Glossia, c'est la princesse prisonnière du château. Comme le sera Blanche dans le film suivant de Borowczyk. Le dehors, elle ne le connaît que grâce à des jumelles. Tout lui paraît lointain et inaccessible. Mais cela ne l'empêche pas de rêver de fuir en compagnie de son amant palefrenier qui échafaude pour eux un plan afin d'échapper à l'île prison. Glossia représente toutes ces femmes du film soumises à une société patriarcale. Elles n'ont que trois rôles à Goto : mère, reine ou putain. Et ces rôles sont interchangeables - pour preuve les robes de Glossia que Grozo offre à une prostituée pour avoir l'impression de coucher avec son inaccessible princesse - car elles ne sont là que pour assouvir les désirs des hommes. Le rêve de Glossia de vivre un amour plein et véritable et de fuir la prison qu'est sa vie est le rêve de toutes les femmes de Goto.

Glossia est une héroïne romantique. Borowczyk croit dans la passion, la folie de l'amour, dans la vie. Le drame vient toujours chez lui de la religion, des castes, de la morale qui condamnent des passions qui se rêvent sans contraintes. Glossia veut choisir celui qu'elle aime et non se soumettre à ce que l'on attend d'elle, à ce que les hommes, les bonnes mœurs ou la société attendent d'elle. Mais Grozo rôde, incarnation d'Eros et Thanatos. Il tue le père, l'amant, le mari dans l'espoir d'assouvir son fantasme pour elle. Mais la mort vient lui ravir sa conquête. La mort voluptueuse qui emporte Glossia dans sa robe blanche de mariée et lui permet d'échapper à cette incarnation jusqu'au-boutiste du désir masculin, d'échapper enfin à cette île-prison. Et Si Glossia meurt sans parvenir à ses fins, Borowczyk refuse de croire en cette conclusion sombre et sans espoir et il termine son film sur un dernier frémissement de paupière, sa poitrine qui se soulève, nous laissant entendre qu'elle va revenir du royaume des morts pour assouvir ses désirs et fuir cet univers carcéral.

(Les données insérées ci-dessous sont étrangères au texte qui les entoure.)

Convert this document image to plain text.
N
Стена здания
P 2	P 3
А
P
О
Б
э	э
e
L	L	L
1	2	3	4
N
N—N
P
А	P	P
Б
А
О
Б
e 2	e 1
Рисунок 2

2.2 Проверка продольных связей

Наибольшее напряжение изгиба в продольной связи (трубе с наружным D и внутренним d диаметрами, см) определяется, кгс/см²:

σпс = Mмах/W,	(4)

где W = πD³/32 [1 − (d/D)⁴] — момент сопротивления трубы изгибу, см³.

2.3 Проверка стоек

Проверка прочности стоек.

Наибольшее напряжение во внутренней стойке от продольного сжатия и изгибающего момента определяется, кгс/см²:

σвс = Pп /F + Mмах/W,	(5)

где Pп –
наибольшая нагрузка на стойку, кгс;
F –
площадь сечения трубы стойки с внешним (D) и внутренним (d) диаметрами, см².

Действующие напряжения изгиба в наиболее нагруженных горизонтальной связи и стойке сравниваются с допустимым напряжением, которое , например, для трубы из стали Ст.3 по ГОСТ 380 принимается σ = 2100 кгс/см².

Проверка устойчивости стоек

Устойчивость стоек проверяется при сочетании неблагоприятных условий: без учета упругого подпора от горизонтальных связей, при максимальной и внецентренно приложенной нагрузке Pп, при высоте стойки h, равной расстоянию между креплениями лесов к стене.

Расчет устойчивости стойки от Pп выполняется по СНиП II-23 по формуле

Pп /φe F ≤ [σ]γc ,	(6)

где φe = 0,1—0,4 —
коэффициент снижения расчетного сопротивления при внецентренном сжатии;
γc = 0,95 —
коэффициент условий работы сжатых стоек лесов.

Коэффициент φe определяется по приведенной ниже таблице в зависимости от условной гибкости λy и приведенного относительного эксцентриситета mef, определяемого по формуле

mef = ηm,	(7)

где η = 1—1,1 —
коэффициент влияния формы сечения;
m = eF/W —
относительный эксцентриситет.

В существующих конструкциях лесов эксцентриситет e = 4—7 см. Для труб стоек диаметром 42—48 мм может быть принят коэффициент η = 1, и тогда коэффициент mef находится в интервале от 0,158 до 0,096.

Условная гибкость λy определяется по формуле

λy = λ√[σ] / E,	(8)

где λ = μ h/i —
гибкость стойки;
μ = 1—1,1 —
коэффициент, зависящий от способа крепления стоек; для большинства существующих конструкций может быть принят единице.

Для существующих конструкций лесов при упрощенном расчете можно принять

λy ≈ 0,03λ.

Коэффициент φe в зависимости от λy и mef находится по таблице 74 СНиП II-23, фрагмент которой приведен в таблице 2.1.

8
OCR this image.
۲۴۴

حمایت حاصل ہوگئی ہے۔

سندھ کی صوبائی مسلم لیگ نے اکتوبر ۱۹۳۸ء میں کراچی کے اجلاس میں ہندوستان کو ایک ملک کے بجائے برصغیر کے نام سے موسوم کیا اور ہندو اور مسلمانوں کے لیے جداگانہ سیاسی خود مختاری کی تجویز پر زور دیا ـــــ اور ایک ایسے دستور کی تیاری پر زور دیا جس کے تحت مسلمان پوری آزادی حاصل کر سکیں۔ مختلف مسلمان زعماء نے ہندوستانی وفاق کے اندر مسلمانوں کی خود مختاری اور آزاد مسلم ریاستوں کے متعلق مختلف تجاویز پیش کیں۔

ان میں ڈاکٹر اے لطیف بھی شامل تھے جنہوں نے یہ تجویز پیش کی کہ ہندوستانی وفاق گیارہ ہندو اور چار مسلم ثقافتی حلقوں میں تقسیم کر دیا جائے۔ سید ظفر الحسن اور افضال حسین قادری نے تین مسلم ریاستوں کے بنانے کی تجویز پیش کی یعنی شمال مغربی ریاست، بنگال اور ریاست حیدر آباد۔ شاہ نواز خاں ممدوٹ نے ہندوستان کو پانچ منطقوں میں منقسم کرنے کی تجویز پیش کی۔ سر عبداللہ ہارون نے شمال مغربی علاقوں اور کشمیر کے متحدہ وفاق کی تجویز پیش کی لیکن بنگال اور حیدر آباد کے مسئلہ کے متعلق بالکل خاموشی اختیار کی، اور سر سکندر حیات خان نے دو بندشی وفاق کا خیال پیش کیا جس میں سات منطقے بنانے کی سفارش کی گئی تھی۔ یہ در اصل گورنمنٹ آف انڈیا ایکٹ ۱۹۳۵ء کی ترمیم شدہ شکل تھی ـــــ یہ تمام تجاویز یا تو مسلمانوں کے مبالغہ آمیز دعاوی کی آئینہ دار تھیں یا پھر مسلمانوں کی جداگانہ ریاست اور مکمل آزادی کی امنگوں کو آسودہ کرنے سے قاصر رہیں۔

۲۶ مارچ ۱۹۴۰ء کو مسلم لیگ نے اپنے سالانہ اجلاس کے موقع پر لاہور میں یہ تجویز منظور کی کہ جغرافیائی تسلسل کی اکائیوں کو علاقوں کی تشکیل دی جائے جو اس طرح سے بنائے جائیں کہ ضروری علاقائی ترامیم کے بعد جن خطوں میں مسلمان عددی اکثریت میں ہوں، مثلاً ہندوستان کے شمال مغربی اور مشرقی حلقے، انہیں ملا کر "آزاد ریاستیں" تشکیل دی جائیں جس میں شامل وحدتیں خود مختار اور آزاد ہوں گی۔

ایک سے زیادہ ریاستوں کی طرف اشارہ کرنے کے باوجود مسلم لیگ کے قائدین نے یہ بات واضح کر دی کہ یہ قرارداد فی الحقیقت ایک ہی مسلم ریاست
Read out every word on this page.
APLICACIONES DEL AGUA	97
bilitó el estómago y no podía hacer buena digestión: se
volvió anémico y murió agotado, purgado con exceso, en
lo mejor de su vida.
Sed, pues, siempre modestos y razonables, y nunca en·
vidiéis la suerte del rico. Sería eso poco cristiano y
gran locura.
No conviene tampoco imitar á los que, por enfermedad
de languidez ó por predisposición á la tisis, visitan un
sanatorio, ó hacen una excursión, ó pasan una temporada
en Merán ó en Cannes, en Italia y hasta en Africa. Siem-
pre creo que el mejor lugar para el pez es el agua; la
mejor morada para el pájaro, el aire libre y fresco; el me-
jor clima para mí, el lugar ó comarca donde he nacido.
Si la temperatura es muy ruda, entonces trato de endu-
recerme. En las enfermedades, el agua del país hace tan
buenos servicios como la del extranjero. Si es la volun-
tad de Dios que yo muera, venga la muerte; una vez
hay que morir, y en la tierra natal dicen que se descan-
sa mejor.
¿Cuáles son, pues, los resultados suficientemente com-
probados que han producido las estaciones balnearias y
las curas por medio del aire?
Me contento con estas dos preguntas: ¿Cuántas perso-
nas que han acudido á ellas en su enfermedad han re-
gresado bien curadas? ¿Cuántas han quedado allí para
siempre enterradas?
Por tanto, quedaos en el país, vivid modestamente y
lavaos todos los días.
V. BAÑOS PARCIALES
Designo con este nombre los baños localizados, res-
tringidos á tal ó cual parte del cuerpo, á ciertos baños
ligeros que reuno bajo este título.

Borowczyk aime afficher l'artificialité dans ses films. S'il recherche souvent un certain réalisme (ses reconstitutions historiques sont sobres, justes et extrêmement précises dans les choix des costumes et des accessoires) il n'oublie jamais qu'il est dans la représentation et aime le rappeler au spectateur. Ainsi Glossia, lorsqu'elle se suicide, se jette du grenier et atterrit sur la scène de théâtre du début. Comme si toute l'action du film n'avait été qu'une représentation pour nous, spectateurs du film. Au-delà de l'effet de distanciation, il y a dans ce retournement la mise en évidence d'un des préceptes du film qui est que tout est simulacre, mise en scène, spectacle. Les condamnations à mort, les bains, l'équitation... tout est rituel, tout est jeu dans cette comédie humaine.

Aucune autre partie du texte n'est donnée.